Base64 is used to encode arbitrary binary data as "plain" text using a small, extremely safe repertoire of 64 (well, 65) characters. Base64 remains highly suited to text systems where the range of characters available is very small -- i.e., anything still constrained to plain ASCII. Base64 encodes 6 bits, or 3/4 of an octet, per character.
However, now that Unicode rules the world, the range of characters which can be considered "safe" in this way is, in many situations, significantly wider. Base65536 applies the same basic principle to a carefully-chosen repertoire of 65,536 (well, 65,792) Unicode code points, encoding 16 bits, or 2 octets, per character. This allows up to 280 octets of binary data to fit in a Tweet.

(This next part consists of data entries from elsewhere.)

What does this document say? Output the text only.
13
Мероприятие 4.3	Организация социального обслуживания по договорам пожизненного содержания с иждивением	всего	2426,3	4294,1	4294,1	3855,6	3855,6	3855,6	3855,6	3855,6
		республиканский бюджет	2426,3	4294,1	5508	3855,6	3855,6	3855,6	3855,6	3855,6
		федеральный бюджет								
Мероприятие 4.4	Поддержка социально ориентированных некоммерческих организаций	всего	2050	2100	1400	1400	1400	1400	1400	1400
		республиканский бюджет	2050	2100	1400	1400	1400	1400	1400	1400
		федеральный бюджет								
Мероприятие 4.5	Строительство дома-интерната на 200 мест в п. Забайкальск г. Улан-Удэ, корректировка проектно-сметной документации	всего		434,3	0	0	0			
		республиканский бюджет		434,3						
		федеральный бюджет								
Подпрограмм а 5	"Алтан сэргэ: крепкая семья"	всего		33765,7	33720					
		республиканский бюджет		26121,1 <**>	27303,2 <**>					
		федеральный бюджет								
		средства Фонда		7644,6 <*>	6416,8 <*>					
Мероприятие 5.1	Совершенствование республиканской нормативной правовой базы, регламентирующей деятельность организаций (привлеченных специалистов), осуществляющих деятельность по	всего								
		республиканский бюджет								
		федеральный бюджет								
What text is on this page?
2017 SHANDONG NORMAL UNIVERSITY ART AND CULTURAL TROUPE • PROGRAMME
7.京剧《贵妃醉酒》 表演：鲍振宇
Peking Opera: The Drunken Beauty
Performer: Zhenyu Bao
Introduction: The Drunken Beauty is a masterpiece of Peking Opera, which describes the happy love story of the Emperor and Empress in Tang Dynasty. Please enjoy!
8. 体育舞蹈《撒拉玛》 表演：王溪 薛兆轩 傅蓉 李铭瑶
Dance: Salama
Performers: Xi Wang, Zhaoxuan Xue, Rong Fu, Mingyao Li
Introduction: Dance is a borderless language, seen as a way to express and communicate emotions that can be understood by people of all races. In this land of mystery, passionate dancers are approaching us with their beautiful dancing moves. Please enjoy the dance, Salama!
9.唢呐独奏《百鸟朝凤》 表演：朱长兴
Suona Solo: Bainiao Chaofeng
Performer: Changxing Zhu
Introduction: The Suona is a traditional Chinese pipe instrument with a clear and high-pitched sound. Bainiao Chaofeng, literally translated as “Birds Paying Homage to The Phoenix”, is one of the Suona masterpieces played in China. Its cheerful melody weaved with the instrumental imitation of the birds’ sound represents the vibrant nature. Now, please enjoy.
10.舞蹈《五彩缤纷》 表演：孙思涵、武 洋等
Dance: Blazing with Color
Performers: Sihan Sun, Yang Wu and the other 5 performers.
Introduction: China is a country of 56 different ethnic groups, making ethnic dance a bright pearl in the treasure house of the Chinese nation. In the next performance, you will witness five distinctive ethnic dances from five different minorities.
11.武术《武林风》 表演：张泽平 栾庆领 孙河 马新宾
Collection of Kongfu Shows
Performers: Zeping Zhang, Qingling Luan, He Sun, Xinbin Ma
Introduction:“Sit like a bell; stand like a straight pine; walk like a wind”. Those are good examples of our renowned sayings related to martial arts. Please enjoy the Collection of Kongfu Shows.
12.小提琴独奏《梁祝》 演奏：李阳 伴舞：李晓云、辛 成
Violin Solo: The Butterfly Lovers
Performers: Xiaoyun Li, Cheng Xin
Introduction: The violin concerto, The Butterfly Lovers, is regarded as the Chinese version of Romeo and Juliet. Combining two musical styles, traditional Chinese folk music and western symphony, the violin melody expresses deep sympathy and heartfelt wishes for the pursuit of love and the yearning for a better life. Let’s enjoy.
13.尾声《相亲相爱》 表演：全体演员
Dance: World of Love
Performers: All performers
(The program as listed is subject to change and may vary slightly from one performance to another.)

In theory, this project could have been a one-liner. In practice, naively taking each pair of bytes and smooshing them together to make a single code point is a bad way to do this because you end up with:
- Control characters
- Whitespace
- Unpaired surrogate pairs
- Normalization corruption
- No way to tell whether the final byte in the sequence was there in the original or not
For details of how these code points were chosen and why they are thought to be safe,
see the project base65536gen
.
Apparently our Ruby implementation does not work with binary, yet the original library in JavaScript does. Needs some investigation, but it seems that buffer handling is severily different between those two languages.
A temporarily fix to work with binary data is to encode them to plaintext based methods (e.g. Base64) and then to Base65536.